Ты в курсе, что твой сад сгорел, Алан? И что теперь ни один из твоих шедевров не встретит вечность? Не в курсе, конечно, потому что ты, чертов ублюдок, сгорел вместе с ними.
— Мне нужна твоя помощь, Кейт. Эти девушки пропали за 2009-2012 года из округа Кинг. Выбери тех, чьи лица тебе знакомы, — Михаэль прекрасно знает, как мне тяжело работать с ним: приходить сюда изо дня в день и давать показания против тебя, переживать то, что отчаянно хотелось бы забыть. Просто заснуть однажды вечером и проснуться уже в новой жизни, чистой, новой, не исковерканной и живой. Не вздрагивающей от шорохов и не боящейся выключать свет, который хоть как-то спасает меня от теней прошлого. К сожалению, выхода нет — я буду жить с этим до конца, до самого последнего вздоха, и, знаешь, что самое смешное во всем этом? — что даже последний вдох будет посвящен тебе, ведь там, перед лицом смерти, я буду думать о том, что когда-то я от нее сбежала.
— Хорошо. Вы установили его личность?
— Нет. Права, найденные в машине, на имя Коула Маки, поддельные, будто со специально затертой фотографией. То же самое со страховкой. Мы проверяем Алана Коулмана, но пока безрезультатно: три с половиной тысячи человек — на это требуется время, много времени. Фамилия Харрис еще более удручающа: в одной Джорджии более десяти тысяч совпадений. Тем более, мы не можем точно сказать, был ли он Аланом Коулманом или же Аланом Харрисоном. Либо, ни та, ни другая фамилия не соответствует фактам, потому что недвижимость зарегистрирована на Винсента Обрайна, как ты понимаешь, документы тоже могут быть поддельными. Знаешь, Кейт, у него могут быть десятки имен, и ни одно из них не быть реальным.
— Его зовут Алан, — с неким раздражением говорю я, словно Михаэль виноват в том, что они до сих пор не могут найти твою личность.
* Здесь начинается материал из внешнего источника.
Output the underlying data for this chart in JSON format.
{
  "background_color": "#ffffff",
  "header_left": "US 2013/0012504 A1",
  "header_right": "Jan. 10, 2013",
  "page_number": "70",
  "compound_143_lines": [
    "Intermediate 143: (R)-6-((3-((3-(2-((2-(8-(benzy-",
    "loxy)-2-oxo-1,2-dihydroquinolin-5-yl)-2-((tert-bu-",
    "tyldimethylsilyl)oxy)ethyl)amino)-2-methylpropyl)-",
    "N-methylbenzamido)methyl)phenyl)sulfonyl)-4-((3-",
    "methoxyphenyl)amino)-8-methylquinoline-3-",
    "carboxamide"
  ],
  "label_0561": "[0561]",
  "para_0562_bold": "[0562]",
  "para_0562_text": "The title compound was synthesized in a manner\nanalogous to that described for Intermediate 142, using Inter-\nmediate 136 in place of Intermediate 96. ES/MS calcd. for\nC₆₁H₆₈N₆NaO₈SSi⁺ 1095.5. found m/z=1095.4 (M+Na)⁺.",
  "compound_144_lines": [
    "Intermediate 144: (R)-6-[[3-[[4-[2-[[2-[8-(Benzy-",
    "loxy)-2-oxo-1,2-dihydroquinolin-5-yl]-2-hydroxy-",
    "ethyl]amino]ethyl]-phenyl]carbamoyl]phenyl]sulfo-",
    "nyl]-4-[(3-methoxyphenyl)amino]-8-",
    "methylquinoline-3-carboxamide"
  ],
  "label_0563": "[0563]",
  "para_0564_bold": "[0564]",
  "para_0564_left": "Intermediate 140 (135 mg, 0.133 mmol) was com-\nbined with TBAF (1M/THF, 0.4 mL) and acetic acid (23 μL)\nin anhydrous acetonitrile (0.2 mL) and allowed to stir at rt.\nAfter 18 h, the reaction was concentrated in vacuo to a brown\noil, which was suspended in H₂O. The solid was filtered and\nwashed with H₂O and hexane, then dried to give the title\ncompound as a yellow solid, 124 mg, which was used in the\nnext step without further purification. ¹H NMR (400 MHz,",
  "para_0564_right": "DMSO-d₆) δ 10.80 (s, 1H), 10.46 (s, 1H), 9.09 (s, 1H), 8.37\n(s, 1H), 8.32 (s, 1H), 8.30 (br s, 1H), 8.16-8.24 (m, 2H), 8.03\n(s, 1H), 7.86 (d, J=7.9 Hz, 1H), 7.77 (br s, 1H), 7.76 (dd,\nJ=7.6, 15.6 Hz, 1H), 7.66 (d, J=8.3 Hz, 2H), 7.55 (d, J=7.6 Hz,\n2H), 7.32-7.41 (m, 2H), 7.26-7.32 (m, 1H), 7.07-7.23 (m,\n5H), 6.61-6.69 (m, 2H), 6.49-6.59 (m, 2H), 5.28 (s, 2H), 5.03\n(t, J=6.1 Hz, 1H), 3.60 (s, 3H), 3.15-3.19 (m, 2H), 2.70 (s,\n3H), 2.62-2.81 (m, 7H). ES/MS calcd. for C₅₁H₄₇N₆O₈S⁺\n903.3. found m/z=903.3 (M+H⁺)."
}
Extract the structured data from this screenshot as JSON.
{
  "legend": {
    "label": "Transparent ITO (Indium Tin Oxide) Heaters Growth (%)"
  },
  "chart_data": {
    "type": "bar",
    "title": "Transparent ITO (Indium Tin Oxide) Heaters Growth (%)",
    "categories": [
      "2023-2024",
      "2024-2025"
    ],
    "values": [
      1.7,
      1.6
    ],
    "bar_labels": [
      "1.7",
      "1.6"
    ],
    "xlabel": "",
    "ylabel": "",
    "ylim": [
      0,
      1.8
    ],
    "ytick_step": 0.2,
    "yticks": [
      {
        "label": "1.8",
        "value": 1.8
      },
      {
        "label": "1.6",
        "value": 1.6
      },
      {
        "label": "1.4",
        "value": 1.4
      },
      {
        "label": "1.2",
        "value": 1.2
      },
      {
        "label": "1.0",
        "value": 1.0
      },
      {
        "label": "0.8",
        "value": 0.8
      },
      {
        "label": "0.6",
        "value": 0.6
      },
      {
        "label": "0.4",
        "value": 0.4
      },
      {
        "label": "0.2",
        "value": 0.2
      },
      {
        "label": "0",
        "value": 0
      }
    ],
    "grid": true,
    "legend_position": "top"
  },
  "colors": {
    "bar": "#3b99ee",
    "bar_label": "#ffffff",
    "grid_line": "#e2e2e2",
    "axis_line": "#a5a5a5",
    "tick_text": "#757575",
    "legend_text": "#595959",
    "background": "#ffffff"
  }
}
Не могут, поэтому составленный с моих слов фоторобот — единственный источник визуализации твоего лица.
— Даже если так, вряд ли это упростит нам задачу, — улыбается, сдержанно, будто не замечая мою вспышку гнева, и показывает взглядом на фотографии. — Приступим?
Приступим, да, пора встретиться теми, кто не смог выбраться.
С девушками, чья привлекательность стала причиной их смерти, ведь молодость была далеко не основным критерием твоего выбора.
Горячие, едва терпимые струи воды скользят по порозовевшей коже, забивают паром маленькую душевую и помогают отвлечься — отвлечься от стойкого ощущения перемен: во мне, в тебе, в нас. Они витают в воздухе и оседают на коже то твоим пристально задумчивым взглядом, который я все чаще ловлю на себе, то твоими поучающими словами. Ты, возомнивший себя учителем, посвящаешь меня в нюансы своего дела и рассказываешь вещи, которые я бы предпочла не знать: не знать о времени окоченения тела и о необратимых процессах, начинающихся с самой первой секунды смерти.